A Standard Operating Procedure (SOP) may be separately framed to implement to Codes under the Regulations or this may be incorporated in the Code itself. Apart from the introduction and provisions of law, the SOP should cover following:
|Parameter||Points to be covered|
|Dealing in securities||· The employees shall be informed about period when the employee including his/her Immediate Relatives shall not trade;
· The employee shall be required to seek permission of respective HoD or Compliance Officer before sharing of an UPSI for legitimate purpose/ on a ‘need to know basis’ i.e. for performance of duty or discharge of legal obligations. While seeking permission, the need to know requirement shall be justified.

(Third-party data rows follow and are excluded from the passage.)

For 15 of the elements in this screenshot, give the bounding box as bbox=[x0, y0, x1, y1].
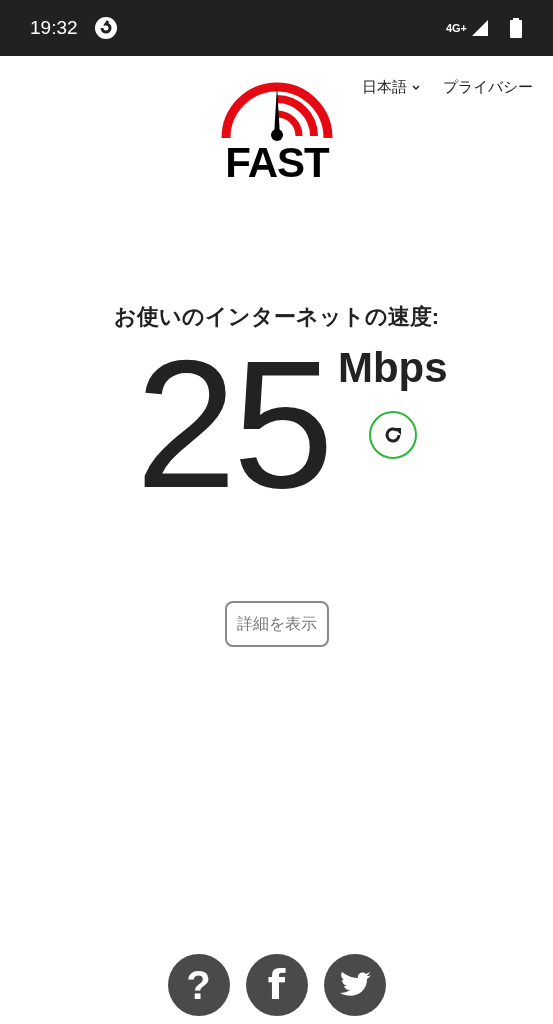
signal-icon bbox=[471, 19, 489, 37]
privacy-link[interactable]: プライバシー bbox=[443, 76, 533, 99]
facebook-button[interactable]: f bbox=[245, 954, 308, 1016]
speedometer-icon bbox=[221, 80, 333, 142]
speed-label: お使いのインターネットの速度: bbox=[113, 303, 440, 331]
status-time: 19:32 bbox=[30, 15, 78, 40]
help-button[interactable]: ? bbox=[167, 954, 230, 1016]
show-details-button[interactable]: 詳細を表示 bbox=[224, 601, 329, 647]
reload-button[interactable] bbox=[368, 411, 417, 459]
logo-text: FAST bbox=[225, 142, 329, 184]
speed-unit: Mbps bbox=[337, 347, 448, 389]
network-type: 4G+ bbox=[445, 20, 467, 36]
language-menu[interactable]: 日本語 bbox=[361, 76, 421, 99]
battery-icon bbox=[509, 18, 523, 38]
speed-value: 25 bbox=[135, 333, 330, 515]
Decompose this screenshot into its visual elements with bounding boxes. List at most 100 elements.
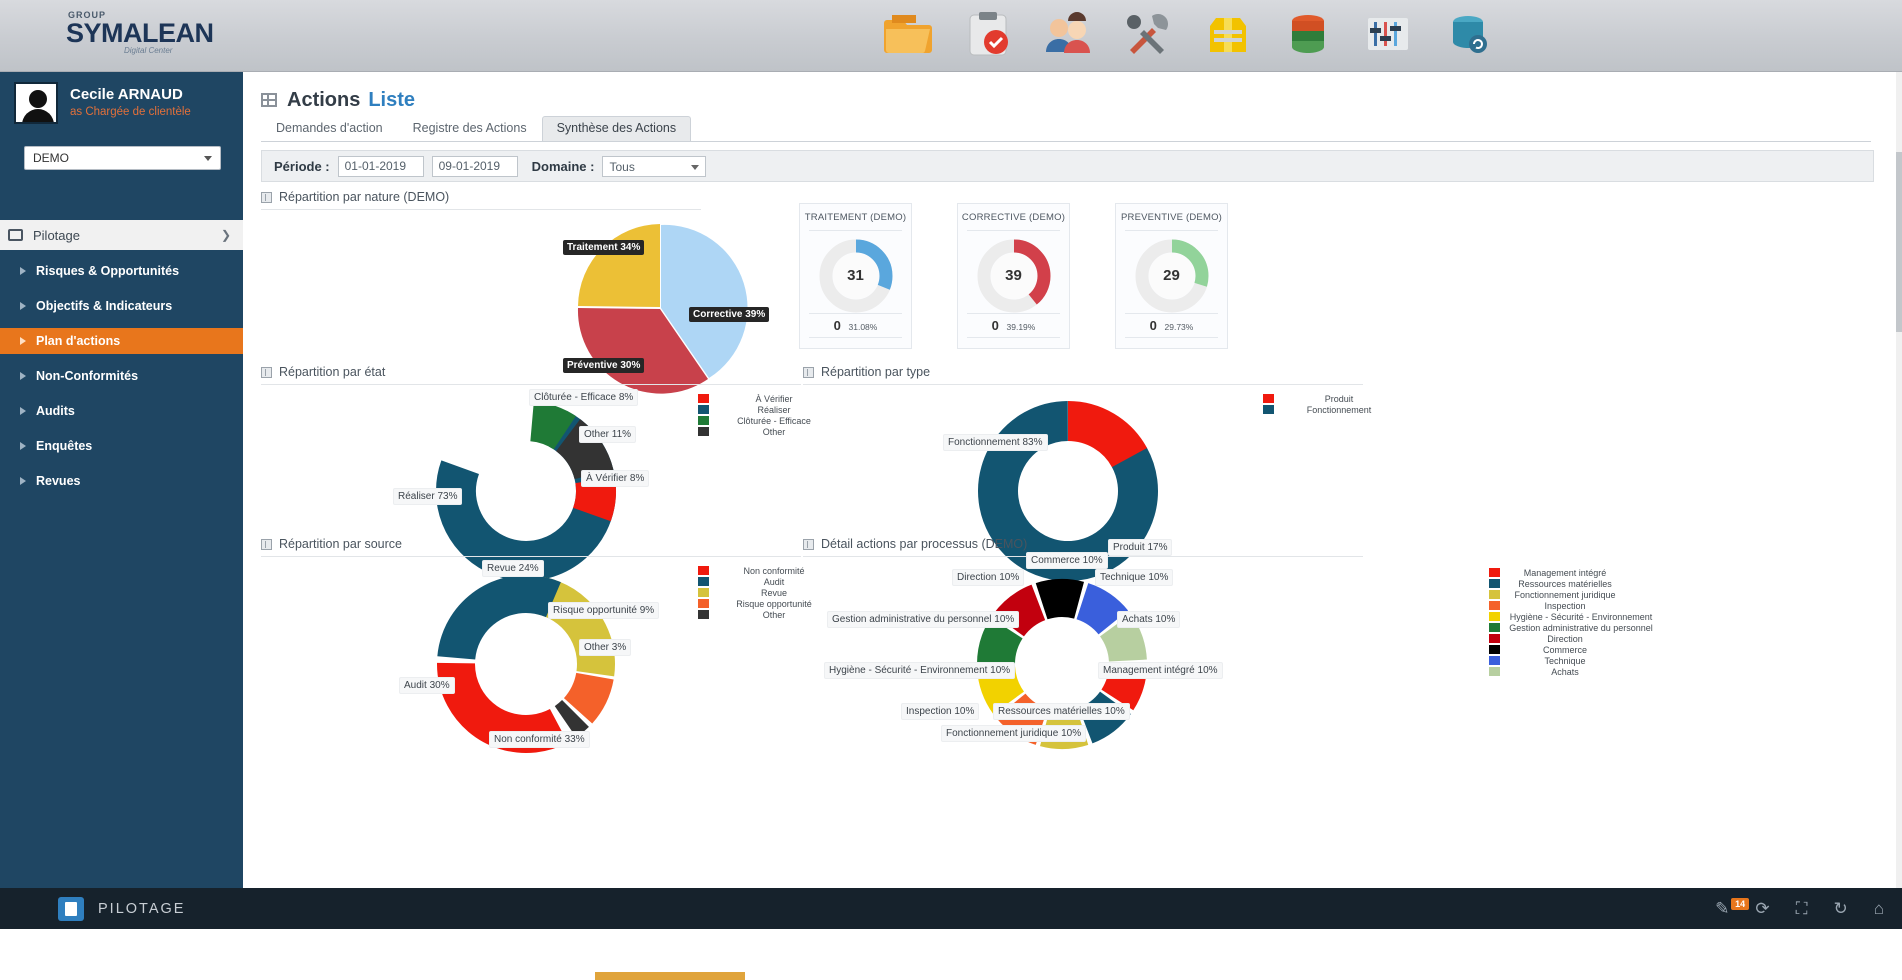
caret-right-icon	[20, 337, 26, 345]
legend-item[interactable]: Direction	[1489, 633, 1656, 644]
kpi-card-count: 0	[834, 318, 841, 333]
legend-item[interactable]: Hygiène - Sécurité - Environnement	[1489, 611, 1656, 622]
sidebar-item-label: Plan d'actions	[36, 334, 120, 348]
tools-icon[interactable]	[1120, 6, 1176, 62]
legend-item[interactable]: À Vérifier	[698, 393, 833, 404]
legend-item[interactable]: Non conformité	[698, 565, 833, 576]
status-bar-title: PILOTAGE	[98, 901, 185, 917]
legend-item[interactable]: Achats	[1489, 666, 1656, 677]
gauge-corrective: 39	[977, 239, 1051, 313]
date-to-input[interactable]: 09-01-2019	[432, 156, 518, 177]
donut-label-cloturee: Clôturée - Efficace 8%	[529, 389, 638, 406]
user-name: Cecile ARNAUD	[70, 86, 191, 103]
tab-demandes-daction[interactable]: Demandes d'action	[261, 116, 398, 141]
sidebar-item-objectifs[interactable]: Objectifs & Indicateurs	[0, 293, 243, 319]
company-select[interactable]: DEMO	[24, 146, 221, 170]
company-select-value: DEMO	[33, 151, 69, 165]
period-label: Période :	[274, 159, 330, 174]
tab-bar: Demandes d'action Registre des Actions S…	[261, 116, 1871, 142]
kpi-card-corrective[interactable]: CORRECTIVE (DEMO) 39 0 39.19%	[957, 203, 1070, 349]
legend-label: Direction	[1506, 634, 1624, 644]
safety-vest-icon[interactable]	[1200, 6, 1256, 62]
legend-item[interactable]: Management intégré	[1489, 567, 1656, 578]
caret-right-icon	[20, 407, 26, 415]
sidebar-section-pilotage[interactable]: Pilotage ❯	[0, 220, 243, 250]
legend-item[interactable]: Revue	[698, 587, 833, 598]
legend-swatch	[1489, 568, 1500, 577]
clipboard-check-icon[interactable]	[960, 6, 1016, 62]
legend-label: Ressources matérielles	[1506, 579, 1624, 589]
kpi-card-count: 0	[992, 318, 999, 333]
legend-item[interactable]: Other	[698, 609, 833, 620]
sidebar-item-label: Revues	[36, 474, 80, 488]
scrollbar-thumb[interactable]	[1896, 152, 1902, 332]
legend-item[interactable]: Fonctionnement juridique	[1489, 589, 1656, 600]
brand-name-text: SYMALEAN	[66, 20, 204, 46]
home-icon[interactable]: ⌂	[1874, 899, 1884, 919]
equalizer-icon[interactable]	[1360, 6, 1416, 62]
donut-label-hygiene: Hygiène - Sécurité - Environnement 10%	[824, 662, 1015, 679]
reload-icon[interactable]: ↻	[1833, 899, 1847, 919]
donut-label-revue: Revue 24%	[482, 560, 544, 577]
compose-icon[interactable]: ✎ 14	[1715, 899, 1729, 919]
sidebar-item-audits[interactable]: Audits	[0, 398, 243, 424]
donut-label-other: Other 11%	[579, 426, 636, 443]
sidebar-item-label: Risques & Opportunités	[36, 264, 179, 278]
legend-item[interactable]: Risque opportunité	[698, 598, 833, 609]
scrollbar-track[interactable]	[1896, 72, 1902, 929]
donut-label-achats: Achats 10%	[1117, 611, 1180, 628]
sidebar-item-non-conformites[interactable]: Non-Conformités	[0, 363, 243, 389]
tab-synthese-des-actions[interactable]: Synthèse des Actions	[542, 116, 692, 141]
legend-item[interactable]: Réaliser	[698, 404, 833, 415]
legend-item[interactable]: Clôturée - Efficace	[698, 415, 833, 426]
gauge-preventive: 29	[1135, 239, 1209, 313]
sidebar-item-label: Enquêtes	[36, 439, 92, 453]
donut-label-inspection: Inspection 10%	[901, 703, 979, 720]
legend-item[interactable]: Technique	[1489, 655, 1656, 666]
database-refresh-icon[interactable]	[1440, 6, 1496, 62]
kpi-card-percent: 29.73%	[1165, 322, 1194, 332]
database-stack-icon[interactable]	[1280, 6, 1336, 62]
kpi-card-traitement[interactable]: TRAITEMENT (DEMO) 31 0 31.08%	[799, 203, 912, 349]
legend-swatch	[698, 588, 709, 597]
brand-logo[interactable]: GROUP SYMALEAN Digital Center	[14, 10, 204, 62]
section-title: Répartition par nature (DEMO)	[279, 190, 449, 204]
sidebar-item-enquetes[interactable]: Enquêtes	[0, 433, 243, 459]
legend-item[interactable]: Inspection	[1489, 600, 1656, 611]
legend-item[interactable]: Produit	[1263, 393, 1398, 404]
donut-label-technique: Technique 10%	[1095, 569, 1173, 586]
legend-item[interactable]: Gestion administrative du personnel	[1489, 622, 1656, 633]
legend-label: Other	[715, 610, 833, 620]
legend-item[interactable]: Commerce	[1489, 644, 1656, 655]
chart-repartition-par-source[interactable]: Revue 24% Risque opportunité 9% Other 3%…	[421, 564, 631, 767]
legend-label: Management intégré	[1506, 568, 1624, 578]
donut-label-other: Other 3%	[579, 639, 631, 656]
legend-item[interactable]: Audit	[698, 576, 833, 587]
legend-repartition-par-etat: À Vérifier Réaliser Clôturée - Efficace …	[698, 393, 833, 437]
legend-item[interactable]: Fonctionnement	[1263, 404, 1398, 415]
legend-label: Commerce	[1506, 645, 1624, 655]
legend-swatch	[1489, 612, 1500, 621]
kpi-card-preventive[interactable]: PREVENTIVE (DEMO) 29 0 29.73%	[1115, 203, 1228, 349]
legend-item[interactable]: Other	[698, 426, 833, 437]
chart-icon	[261, 367, 272, 378]
users-icon[interactable]	[1040, 6, 1096, 62]
date-from-input[interactable]: 01-01-2019	[338, 156, 424, 177]
chart-detail-actions-par-processus[interactable]: Commerce 10% Direction 10% Technique 10%…	[957, 564, 1167, 767]
chart-icon	[261, 192, 272, 203]
fullscreen-icon[interactable]: ⛶	[1796, 899, 1808, 919]
main-content: Actions Liste Demandes d'action Registre…	[243, 72, 1902, 929]
monitor-icon	[8, 229, 23, 241]
legend-swatch	[698, 394, 709, 403]
legend-label: À Vérifier	[715, 394, 833, 404]
sidebar-item-risques[interactable]: Risques & Opportunités	[0, 258, 243, 284]
refresh-arrow-icon[interactable]: ⟳	[1755, 899, 1769, 919]
legend-item[interactable]: Ressources matérielles	[1489, 578, 1656, 589]
legend-swatch	[698, 405, 709, 414]
tab-registre-des-actions[interactable]: Registre des Actions	[398, 116, 542, 141]
pilotage-icon[interactable]	[58, 897, 84, 921]
sidebar-item-revues[interactable]: Revues	[0, 468, 243, 494]
sidebar-item-plan-dactions[interactable]: Plan d'actions	[0, 328, 243, 354]
folder-icon[interactable]	[880, 6, 936, 62]
domain-select[interactable]: Tous	[602, 156, 706, 177]
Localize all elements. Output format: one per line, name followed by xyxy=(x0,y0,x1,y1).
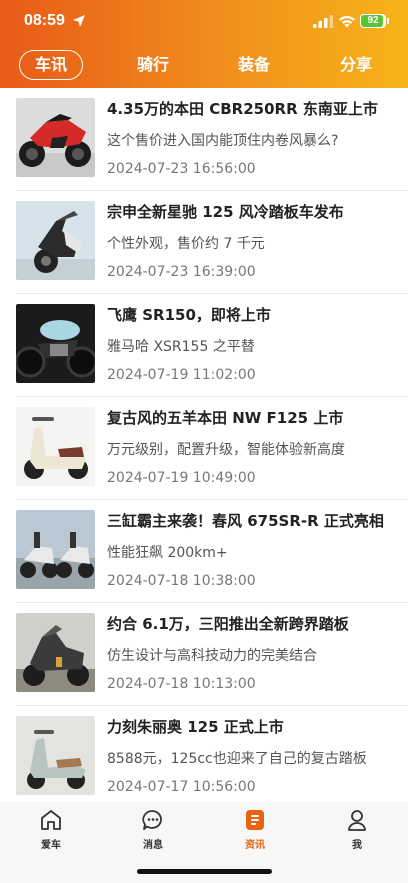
wifi-icon xyxy=(339,15,355,28)
app-header: 08:59 92 车讯 骑行 装备 分享 xyxy=(0,0,408,88)
news-thumbnail xyxy=(16,304,95,383)
news-item[interactable]: 三缸霸主来袭！春风 675SR-R 正式亮相 性能狂飙 200km+ 2024-… xyxy=(0,500,408,603)
news-date: 2024-07-18 10:13:00 xyxy=(107,676,256,692)
news-icon xyxy=(246,810,264,830)
signal-icon xyxy=(313,15,333,28)
category-tabs: 车讯 骑行 装备 分享 xyxy=(0,50,408,82)
news-title: 复古风的五羊本田 NW F125 上市 xyxy=(107,409,344,427)
tab-news[interactable]: 车讯 xyxy=(19,50,83,80)
news-title: 约合 6.1万，三阳推出全新跨界踏板 xyxy=(107,615,349,633)
news-subtitle: 8588元，125cc也迎来了自己的复古踏板 xyxy=(107,751,367,767)
news-item[interactable]: 宗申全新星驰 125 风冷踏板车发布 个性外观，售价约 7 千元 2024-07… xyxy=(0,191,408,294)
news-thumbnail xyxy=(16,613,95,692)
news-thumbnail xyxy=(16,716,95,795)
status-time: 08:59 xyxy=(24,12,65,29)
tab-gear[interactable]: 装备 xyxy=(222,50,286,80)
location-arrow-icon xyxy=(73,15,85,27)
nav-label: 爱车 xyxy=(41,840,61,851)
nav-label: 消息 xyxy=(143,840,163,851)
status-bar: 08:59 92 xyxy=(0,0,408,44)
battery-text: 92 xyxy=(367,15,379,26)
news-list: 4.35万的本田 CBR250RR 东南亚上市 这个售价进入国内能顶住内卷风暴么… xyxy=(0,88,408,802)
news-date: 2024-07-17 10:56:00 xyxy=(107,779,256,795)
tab-riding[interactable]: 骑行 xyxy=(121,50,185,80)
nav-item-my-car[interactable]: 爱车 xyxy=(21,808,81,856)
news-thumbnail xyxy=(16,98,95,177)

Till receipt of sanction, the information shall not be shared.
· The HoD/ Compliance Officer sanctioning such a requirement may mandate entering of NDA and any other compliance arising under the Code for such designated person.
|Updating information||· The listed entity shall provide a robust system to ensure timely updation of list of immediate relatives by designated persons, online application for pre-clearance, reporting of trade, submitting disclosure, seeking permission for sharing of UPSI for legitimate purposes in order to do away with the excuse of not being able to send information on time;
|Period of Trading Window closure||· It is not relevant whether the intimation of trading window closure is given to stock exchange or not. The closure is for the insiders and not outsiders. Therefore, the Code/ SOP should clearly specific tentative period when the trading window shall remain closed.
· The Compliance Officer in consultation with executive director shall have the power to decide and close the trading window for any other period during which certain identified employees shall be prohibited from trading in securities of the Company or any other company of which such employees is expected to have access to UPSI.
· The period of closure shall be informed to the employees by way of intranet and/or email. The email should mandate a read receipt.
|Pre-clearance and Reporting of Trade undertaken||· The employees shall be sensitized about the requirement to seek pre-clearance and also to report the trade undertaken pursuant to such trade.
· When the trade is reported, immediately an email can be sent intimating about the contra trade restrictions.
· Instances when a waiver will be granted should be adequately captured in the Code and also sensitized to employees.
· The RTA should also be given the details of PAN of the designated employees to be able to pull out the beneficiary position of such DPs separately in order to track the change in holding of shares.
|Responsibility of Compliance Officer||· The Compliance Officer shall sensitize the employees on recent orders, informal guidance given by SEBI in simplified manner;
· The Code shall provide the option to contact the Compliance Office in case of any doubt/ confirmation in relation to Regulations to ensure that employees don’t sleep walk into non-compliance.
· Regular tracking of trades by employees, issuance of warning letters, periodic internal reporting, taking disciplinary action and informing SEBI of violation of Code by DPs.
|Chinese Wall mechanism||· The access to those departments that are expected to be in possession of UPSI should be restricted;
· Within such departments, use of cell phones/ gadgets which could potentially aid in sharing UPSI should be avoided;
· The documents/ records/ systems storing UPSI should be stored with password protection or other security feature that the entity adopts in general;
· Strict instruction shall be given in relation to manner of handling of such records for legitimate purpose till the particular UPSI becomes a generally available information.
Unlike other SEBI Regulations, this Regulation is required to be complied by the listed entity as well as its employees and connected persons. Therefore, the onus is on the listed entity to sensitize, facilitate, monitor and report.